For female athletes, one of the most important career decisions comes outside of competition: When to start a family. With a nine-month commitment for pregnancy even before the child arrives, many athletes wait until retirement to start a family.

To celebrate Mother's Day, here's a look at these supermoms took motherhood head-on, while also competing at the highest level in their respective sports.

Supermoms: Mothers Who Keep On Winning Slideshow


Jennie Finch

After winning gold at the 2004 Olympics, Jennie Finch became the face of U.S. Softball. She posed for the Sports Illustrated swimsuit edition, (and declined offers from Playboy and Maxim).
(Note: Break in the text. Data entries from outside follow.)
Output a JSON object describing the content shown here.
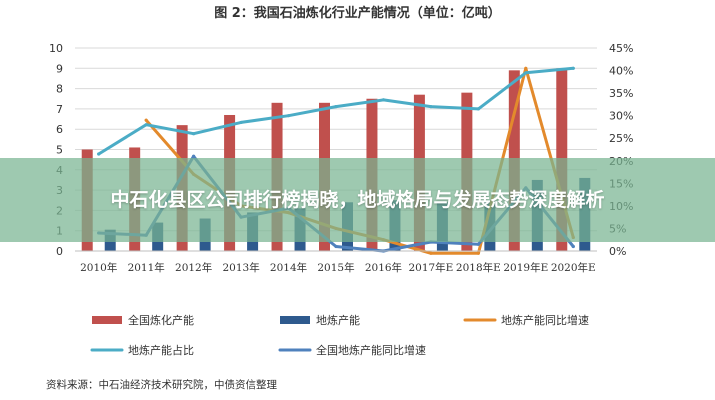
{
  "title": "图 2：我国石油炼化行业产能情况（单位：亿吨）",
  "source": "资料来源：中石油经济技术研究院，中债资信整理",
  "overlay_headline": "中石化县区公司排行榜揭晓，地域格局与发展态势深度解析",
  "chart_data": {
    "type": "bar",
    "categories": [
      "2010年",
      "2011年",
      "2012年",
      "2013年",
      "2014年",
      "2015年",
      "2016年",
      "2017年E",
      "2018年E",
      "2019年E",
      "2020年E"
    ],
    "y_left": {
      "min": 0,
      "max": 10,
      "ticks": [
        "0",
        "1",
        "2",
        "3",
        "4",
        "5",
        "6",
        "7",
        "8",
        "9",
        "10"
      ]
    },
    "y_right": {
      "min": 0,
      "max": 45,
      "ticks": [
        "0%",
        "5%",
        "10%",
        "15%",
        "20%",
        "25%",
        "30%",
        "35%",
        "40%",
        "45%"
      ]
    },
    "grid": true,
    "legend_position": "bottom",
    "series": [
      {
        "name": "全国炼化产能",
        "kind": "bar",
        "axis": "left",
        "color": "#c0504d",
        "values": [
          5.0,
          5.1,
          6.2,
          6.7,
          7.3,
          7.3,
          7.5,
          7.7,
          7.8,
          8.9,
          9.0
        ]
      },
      {
        "name": "地炼产能",
        "kind": "bar",
        "axis": "left",
        "color": "#2e5a8e",
        "values": [
          1.05,
          1.4,
          1.6,
          1.9,
          2.1,
          2.4,
          2.5,
          2.4,
          2.45,
          3.5,
          3.6
        ]
      },
      {
        "name": "地炼产能同比增速",
        "kind": "line",
        "axis": "right",
        "color": "#e38a2c",
        "values": [
          null,
          29,
          17,
          10,
          8.5,
          5,
          2.5,
          -0.5,
          -0.5,
          40.5,
          3
        ]
      },
      {
        "name": "地炼产能占比",
        "kind": "line",
        "axis": "right",
        "color": "#4bacc6",
        "values": [
          21.5,
          28,
          26,
          28.5,
          30,
          32,
          33.5,
          32,
          31.5,
          39.5,
          40.5
        ]
      },
      {
        "name": "全国地炼产能同比增速",
        "kind": "line",
        "axis": "right",
        "color": "#4f81bd",
        "values": [
          4,
          3.5,
          21,
          7.5,
          9.5,
          1,
          0,
          2,
          1.5,
          14,
          1
        ]
      }
    ]
  }
}
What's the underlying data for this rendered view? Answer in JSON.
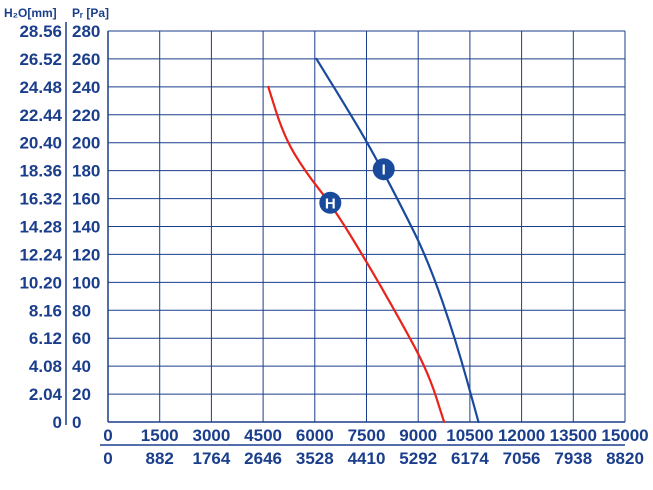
{
  "chart_data": {
    "type": "line",
    "left_axis_title": "H₂O[mm]",
    "pa_axis_title": "Pᵣ [Pa]",
    "y_pa_ticks": [
      "280",
      "260",
      "240",
      "220",
      "200",
      "180",
      "160",
      "140",
      "120",
      "100",
      "80",
      "60",
      "40",
      "20",
      "0"
    ],
    "y_mm_ticks": [
      "28.56",
      "26.52",
      "24.48",
      "22.44",
      "20.40",
      "18.36",
      "16.32",
      "14.28",
      "12.24",
      "10.20",
      "8.16",
      "6.12",
      "4.08",
      "2.04",
      "0"
    ],
    "x_ticks_top": [
      "0",
      "1500",
      "3000",
      "4500",
      "6000",
      "7500",
      "9000",
      "10500",
      "12000",
      "13500",
      "15000"
    ],
    "x_ticks_bottom": [
      "0",
      "882",
      "1764",
      "2646",
      "3528",
      "4410",
      "5292",
      "6174",
      "7056",
      "7938",
      "8820"
    ],
    "xlim": [
      0,
      15000
    ],
    "ylim": [
      0,
      280
    ],
    "grid": true,
    "series": [
      {
        "name": "H",
        "color": "#e8231b",
        "x": [
          4650,
          5100,
          5700,
          6500,
          7500,
          8500,
          9300,
          9750
        ],
        "y": [
          240,
          205,
          180,
          155,
          115,
          72,
          35,
          0
        ],
        "marker": {
          "x": 6450,
          "y": 157
        }
      },
      {
        "name": "I",
        "color": "#1a4a9c",
        "x": [
          6050,
          6800,
          7600,
          8500,
          9300,
          10100,
          10750
        ],
        "y": [
          260,
          230,
          197,
          155,
          115,
          58,
          0
        ],
        "marker": {
          "x": 8000,
          "y": 181
        }
      }
    ],
    "colors": {
      "grid": "#1a3e8c",
      "text": "#1a3e8c",
      "badge": "#1a4a9c"
    }
  }
}
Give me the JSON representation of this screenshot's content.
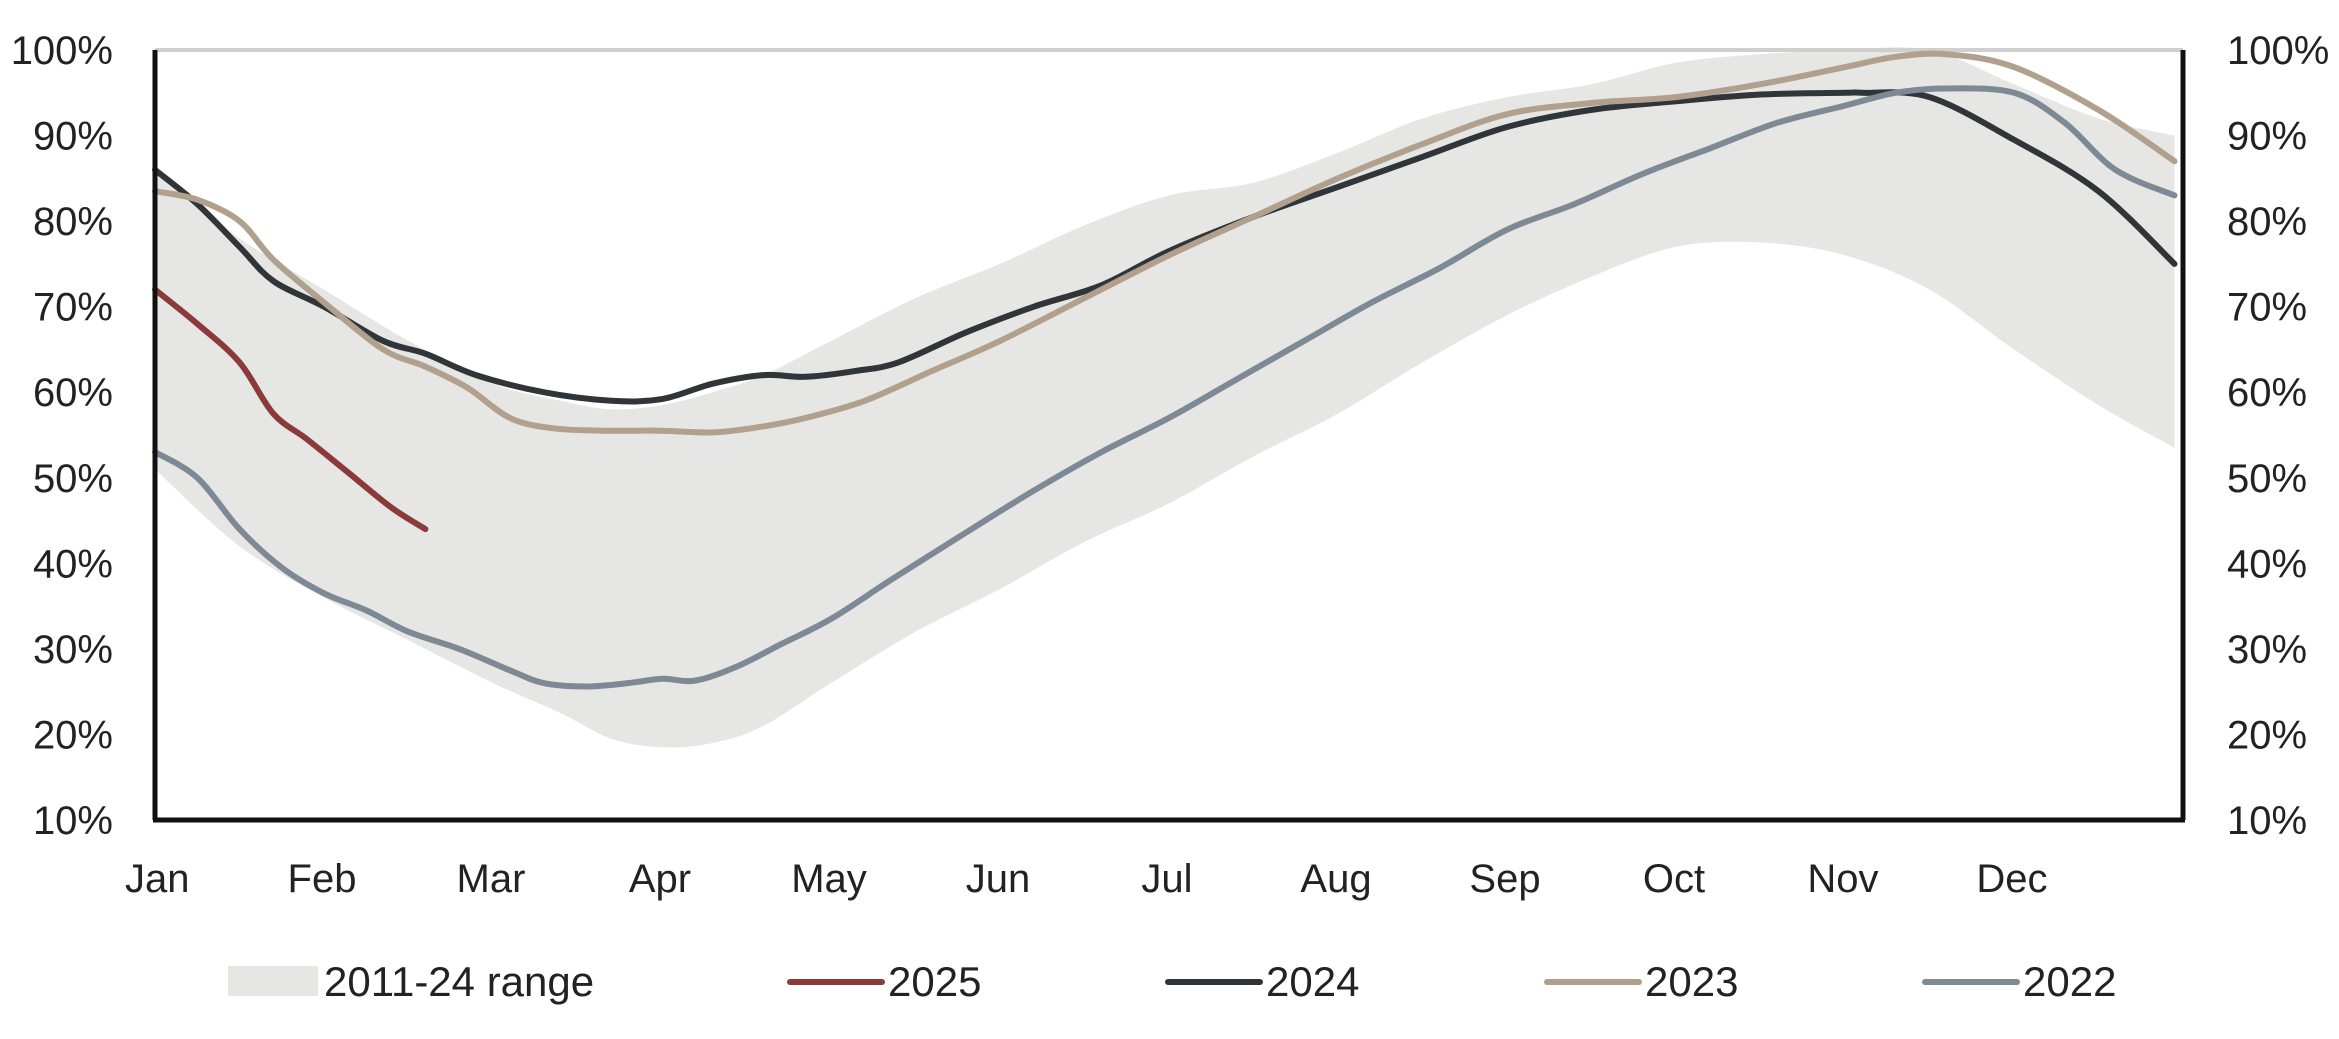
{
  "chart_data": {
    "type": "line",
    "title": "",
    "xlabel": "",
    "ylabel": "",
    "x_ticks": [
      "Jan",
      "Feb",
      "Mar",
      "Apr",
      "May",
      "Jun",
      "Jul",
      "Aug",
      "Sep",
      "Oct",
      "Nov",
      "Dec"
    ],
    "ylim": [
      10,
      100
    ],
    "y_ticks": [
      "10%",
      "20%",
      "30%",
      "40%",
      "50%",
      "60%",
      "70%",
      "80%",
      "90%",
      "100%"
    ],
    "y_tick_values": [
      10,
      20,
      30,
      40,
      50,
      60,
      70,
      80,
      90,
      100
    ],
    "gridline_at": 100,
    "x_unit": "month (Jan = 0, Dec end = 12)",
    "range": {
      "name": "2011-24 range",
      "color": "#e6e6e5",
      "x": [
        0,
        0.5,
        1,
        1.5,
        2,
        2.4,
        2.7,
        3,
        3.3,
        3.6,
        4,
        4.5,
        5,
        5.5,
        6,
        6.5,
        7,
        7.5,
        8,
        8.5,
        9,
        9.5,
        10,
        10.5,
        11,
        11.5,
        11.95
      ],
      "upper": [
        86,
        78,
        72,
        66,
        61,
        59,
        58,
        58.5,
        60,
        62,
        66,
        71,
        75,
        79.5,
        83,
        84.5,
        88,
        92,
        94.5,
        96,
        98.5,
        99.5,
        100,
        100,
        96,
        92,
        90
      ],
      "lower": [
        51,
        42,
        36,
        31,
        26,
        22.5,
        19.5,
        18.5,
        19,
        21,
        26,
        32,
        37,
        42.5,
        47,
        52.5,
        57.5,
        63.5,
        69,
        73.5,
        77,
        77.5,
        76,
        72,
        65,
        58.5,
        53.5
      ]
    },
    "series": [
      {
        "name": "2025",
        "color": "#8b3a3a",
        "x": [
          0,
          0.25,
          0.5,
          0.7,
          0.9,
          1.15,
          1.4,
          1.6
        ],
        "values": [
          72,
          68,
          63.5,
          57.5,
          54.5,
          50.5,
          46.5,
          44
        ]
      },
      {
        "name": "2024",
        "color": "#2f3538",
        "x": [
          0,
          0.25,
          0.5,
          0.7,
          1,
          1.35,
          1.6,
          1.9,
          2.3,
          2.7,
          3,
          3.3,
          3.6,
          3.85,
          4.15,
          4.4,
          4.8,
          5.2,
          5.6,
          6,
          6.5,
          7,
          7.5,
          8,
          8.5,
          9,
          9.5,
          10,
          10.1,
          10.5,
          11,
          11.5,
          11.95
        ],
        "values": [
          86,
          82,
          77,
          73,
          70,
          66,
          64.5,
          62,
          60,
          59,
          59.2,
          61,
          62,
          61.8,
          62.5,
          63.5,
          67,
          70,
          72.5,
          76.5,
          80.5,
          84,
          87.5,
          91,
          93,
          94,
          94.8,
          95,
          95,
          94.5,
          89.5,
          83.5,
          75
        ]
      },
      {
        "name": "2023",
        "color": "#b0a08d",
        "x": [
          0,
          0.25,
          0.5,
          0.7,
          1,
          1.35,
          1.6,
          1.85,
          2.1,
          2.35,
          2.65,
          3,
          3.3,
          3.6,
          3.85,
          4.2,
          4.6,
          5,
          5.5,
          6,
          6.5,
          7,
          7.5,
          8,
          8.5,
          9,
          9.5,
          10,
          10.3,
          10.6,
          11,
          11.5,
          11.95
        ],
        "values": [
          83.5,
          82.5,
          80,
          75.5,
          70.5,
          65,
          63,
          60.5,
          57,
          55.8,
          55.5,
          55.5,
          55.3,
          56,
          57,
          59,
          62.5,
          66,
          71,
          76,
          80.5,
          85,
          89,
          92.5,
          93.8,
          94.5,
          96,
          98,
          99.2,
          99.5,
          98,
          93,
          87
        ]
      },
      {
        "name": "2022",
        "color": "#7d8a95",
        "x": [
          0,
          0.25,
          0.5,
          0.75,
          1,
          1.25,
          1.5,
          1.8,
          2.1,
          2.3,
          2.55,
          2.8,
          3,
          3.2,
          3.45,
          3.7,
          4,
          4.35,
          4.75,
          5.2,
          5.6,
          6,
          6.4,
          6.8,
          7.2,
          7.6,
          8,
          8.4,
          8.8,
          9.2,
          9.6,
          10,
          10.3,
          10.6,
          11,
          11.3,
          11.6,
          11.95
        ],
        "values": [
          53,
          50,
          44,
          39.5,
          36.5,
          34.5,
          32,
          30,
          27.5,
          26,
          25.6,
          26,
          26.5,
          26.3,
          28,
          30.5,
          33.5,
          38,
          43,
          48.5,
          53,
          57,
          61.5,
          66,
          70.5,
          74.5,
          79,
          82,
          85.5,
          88.5,
          91.5,
          93.5,
          95,
          95.5,
          95,
          91.5,
          86,
          83
        ]
      }
    ],
    "legend": {
      "placement": "bottom",
      "entries": [
        "2011-24 range",
        "2025",
        "2024",
        "2023",
        "2022"
      ]
    }
  }
}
In 2006, Finch stepped away from the fame to give birth to son Ace Shane. She returned to the national team shortly after and helped the U.S. earn a silver medal at the 2008 Olympics in Beijing.


Kerri Walsh Jennings

In the two years after the 2008 Beijing Olympics, Walsh Jennings had not one, but two babies. Joseph Michael was born in May 2009 and Sundance Thomas in May 2010. During the 2010 season, Walsh Jennings' long-time partner Misty May-Treanor struggled with replacement partner Nicole Branagh. In 2011, Walsh Jennings returned to competition, giving the duo enough time to prepare for their third beach volleyball gold medal in the 2012 London Olympics. Walsh Jennings was five weeks pregnant during the competition.


Candace Parker

In 2008, Parker won a college national championship, a Naismith Award, a Wooden Award, an NCAA tournament MVP award, the WNBA Rookie of the Year and MVP awards. In the offseason, she chose to take some time off the court to build a family with her husband, former NBA big man Shelden Williams. Parker gave birth to daughter Lailaa Nicole Williams in May 2009. She has a rebounding title, an All-Star appearance and an Olympic gold medal since becoming a mother.


Kim Clijsters

The Belgian tennis star was one month short of her 24th birthday when she retired in May 2007. Clijsters gave birth to a daughter, Jada Elle, in February 2008. In 2009, while preparing for a May exhibition at Wimbledon, Clijsters decided to give professional tennis another go. In just her third professional tournament back, Clijsters won the U.S. Open as a wild card. Clijsters won three Grand Slams as a mother (compared to one before motherhood) before her second retirement last September.


Paula Radcliffe

In May 2007, the then-33-year-old marathoner gave birth to daughter Isla after 27 hours of labor. Just six months later, Radcliffe won her second New York City Marathon. The Brit paraded Isla around the NYC streets after her victory. Radcliffe defended her title the following year.


Dara Torres

At 39, the swimmer gave birth to her first child, Tessa Grace, in April 2006. The following year, a 40-year-old Torres won gold at the U.S. Nationals in the 100-meter freestyle. She followed with three silver medals at the Beijing Olympics as a 41-year-old.


Christine Rampone

The U.S. national soccer team captain had her first child in September 2005 and her second child in March 2010. The 37-year-old has shown no sign of slowing down as a mother. She earned Olympic gold medals in both 2008 and 2012. (She had won her first before motherhood in 2004.) and bronze and silver medals at the 2007 and 2011 FIFA Women's World Cup. Rampone is the second most-capped American international of all time with 280 appearances.


Hayley Wickenheiser

The Canadian ice hockey captain has a 13-year-old son, Noah, who has been able to witness his mother have one of the most decorated careers of all-time. All three of her Olympic gold medals (2002, 2006, 2010) have come since Noah's birth. After the 2002 gold-medal game, Wickenheiser did a victory lap around the ice with toddler Noah.